La Première Guerre mondiale en 2.700 films et 600 heures / Un trésor d’archives à consulter gratuitement.

 

Par Alain Lorfèvre

L’Association des cinémathèques européennes (ACE) a mis en ligne, mi-février, quelque 2 700 films d’époque traitant de la Première Guerre mondiale, issus des collections de vingt-et-un fonds d’archives. Cette démarche ambitieuse a été menée sous la présidence de Nicola Mazzanti, le directeur (italien) de la Cinémathèque royale de Belgique.

Accessibles via le site de l’European Film Gateway (EFG), les quelque 650 heures de pellicules numérisées (et, pour certaines d’entre elles, restaurées) sont consultables de quatre manières différentes : par origine, par année, par thématique ou sous forme d’une “exposition virtuelle” agrémentée de textes didactiques et de photos ou d’illustrations – un riche parcours visuel de la Grande Guerre.

Au-delà de la mise à disposition à tous d’un vaste pan du patrimoine cinématographique, cette initiative présente d’autres intérêts, autant pour les chercheurs, les passionnés d’histoire et les cinéphiles que pour le grand public.

1. Une vision transversale. “Notre valeur ajoutée est d’offrir une vision européenne et transversale de la Première Guerre”, explique Nicola Mazzanti. “Les cinémathèques ont l’habitude de travailler ensemble depuis longtemps. C’est même une nécessité pour nous, car il arrive souvent qu’un film de telle nationalité se trouve dans une cinémathèque d’un autre pays.” La cinémathèque belge a ainsi exhumé un film d’actualité sur des blessés de guerre français. “Le site permet de consulter les films en suivant des thèmes prédéfinis, précise M. Mazzanti.

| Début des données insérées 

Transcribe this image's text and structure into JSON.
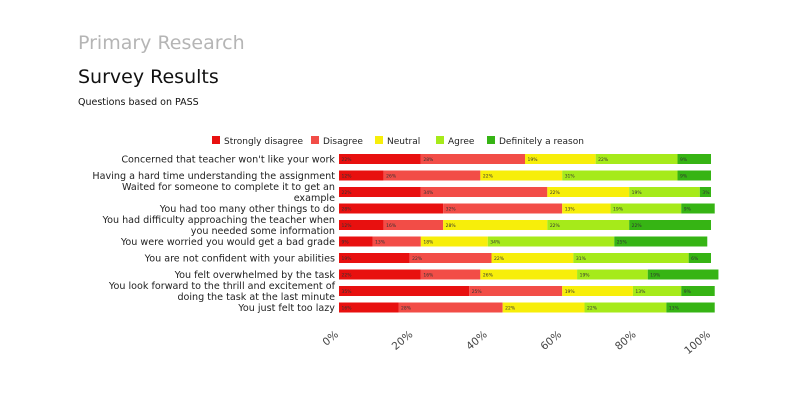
{
  "slide": {
    "heading": "Primary Research",
    "title": "Survey Results",
    "subtitle": "Questions based on PASS"
  },
  "colors": {
    "Strongly disagree": "#e8100f",
    "Disagree": "#f24d47",
    "Neutral": "#f7ee0a",
    "Agree": "#a6ea1a",
    "Definitely a reason": "#36b414"
  },
  "chart_data": {
    "type": "bar",
    "orientation": "horizontal",
    "stacked": "percent",
    "legend_position": "top",
    "grid": false,
    "xlim": [
      0,
      100
    ],
    "x_ticks": [
      "0%",
      "20%",
      "40%",
      "60%",
      "80%",
      "100%"
    ],
    "categories": [
      "Concerned that teacher won't like your work",
      "Having a hard time understanding the assignment",
      "Waited for someone to complete it to get an example",
      "You had too many other things to do",
      "You had difficulty approaching the teacher when you needed some information",
      "You were worried you would get a bad grade",
      "You are not confident with your abilities",
      "You felt overwhelmed by the task",
      "You look forward to the thrill and excitement of doing the task at the last minute",
      "You just felt too lazy"
    ],
    "series": [
      {
        "name": "Strongly disagree",
        "values": [
          22,
          12,
          22,
          28,
          12,
          9,
          19,
          22,
          35,
          16
        ]
      },
      {
        "name": "Disagree",
        "values": [
          28,
          26,
          34,
          32,
          16,
          13,
          22,
          16,
          25,
          28
        ]
      },
      {
        "name": "Neutral",
        "values": [
          19,
          22,
          22,
          13,
          28,
          18,
          22,
          26,
          19,
          22
        ]
      },
      {
        "name": "Agree",
        "values": [
          22,
          31,
          19,
          19,
          22,
          34,
          31,
          19,
          13,
          22
        ]
      },
      {
        "name": "Definitely a reason",
        "values": [
          9,
          9,
          3,
          9,
          22,
          25,
          6,
          19,
          9,
          13
        ]
      }
    ],
    "data_labels": [
      [
        "22%",
        "28%",
        "19%",
        "22%",
        "9%"
      ],
      [
        "12%",
        "26%",
        "22%",
        "31%",
        "9%"
      ],
      [
        "22%",
        "34%",
        "22%",
        "19%",
        "3%"
      ],
      [
        "28%",
        "32%",
        "13%",
        "19%",
        "9%"
      ],
      [
        "12%",
        "16%",
        "28%",
        "22%",
        "22%"
      ],
      [
        "9%",
        "13%",
        "18%",
        "34%",
        "25%"
      ],
      [
        "19%",
        "22%",
        "22%",
        "31%",
        "6%"
      ],
      [
        "22%",
        "16%",
        "26%",
        "19%",
        "19%"
      ],
      [
        "35%",
        "25%",
        "19%",
        "13%",
        "9%"
      ],
      [
        "16%",
        "28%",
        "22%",
        "22%",
        "13%"
      ]
    ]
  }
}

Par exemple, les femmes, les blessés, le front de l’Est, la guerre des Balkans, la guerre blindée ou même la situation des animaux…”

 2. Des regards croisés. “L’autre principal intérêt pour le public ou les chercheurs est de découvrir, pour la première fois, le même sujet vu des deux camps ou même des pays neutres”, note Nicola Mazzanti. “On est à tous les emplacements possibles et imaginables”, résume Muriel Andrin, docteur en cinéma (ELICIT) à l’Université libre de Bruxelles, qui donne le cours de “Sources de l’époque contemporaine”. On peut par exemple voir la bataille de l’Yser du point de vue britannique, belge ou allemand.

3. Un contenu instructif. Les films présentés sur l’EFG débordent le cadre des actualités et des années de guerre : plusieurs œuvres de fiction sont disponibles. Quelques drames rappellent que le feu couvait depuis le début du siècle. Le courant pacifiste n’était pas inactif mais céda vite le pas aux œuvres de propagande. Il est intéressant de confronter celles-ci d’un pays à l’autre. Pour Muriel Andrin, même les films de fiction sont instructifs : “Certaines scènes donnent une série d’indications sur la manière dont on vivait. Et, culturellement, en disent parfois beaucoup des pays où ils ont été tournés.”

4. Innovations esthétiques et techniques. La grande diversité narrative et esthétique des œuvres de fiction rappelle que le cinéma n’était pas encore soumis à la domination commerciale d’Hollywood. “Jusqu’à la Première Guerre mondiale, c’est l’Europe, et notamment la France et l’Italie, qui domine le cinéma mondial, explique Nicola Mazzanti. Mais la guerre va détruire le cinéma européen. D’une part à cause des dommages dans certains pays du front, mais aussi par pénurie de nitrate avec lequel on fabriquait les pellicules, mais qui servait aussi à la fabrication d’explosifs.”

Certains films mettent en évidence la primauté technique des Européens à l’époque. “Pour ‘Maudite soit la guerre’ (lire ci-dessous), Alfred Machin exploite des possibilités techniques assez avancées, rélève Muriel Andrin. Il embarque, par exemple, une caméra dans des avions. L’Américain David W. Griffith fera d’ailleurs appel à lui en 1918 pour son film sur la guerre, ‘Hearths of the World’, preuve que Machin était à la pointe de son époque.”

5. Naissance du reportage de guerre et du documentaire. “Esthétiquement, on assiste à la naissance du documentaire, souligne Muriel Nandrin. On est sept, huit ans avant ‘Nanook l’Esquimau’ de Robert Flaherty, communément considéré comme le premier documentaire. Mais on constate à la vision des films d’actualités de la Première Guerre que le langage documentaire est déjà très élaboré, notamment en Angleterre avec l’école de Brighton qui fixe déjà des codes et développe une approche didactique du cinéma.”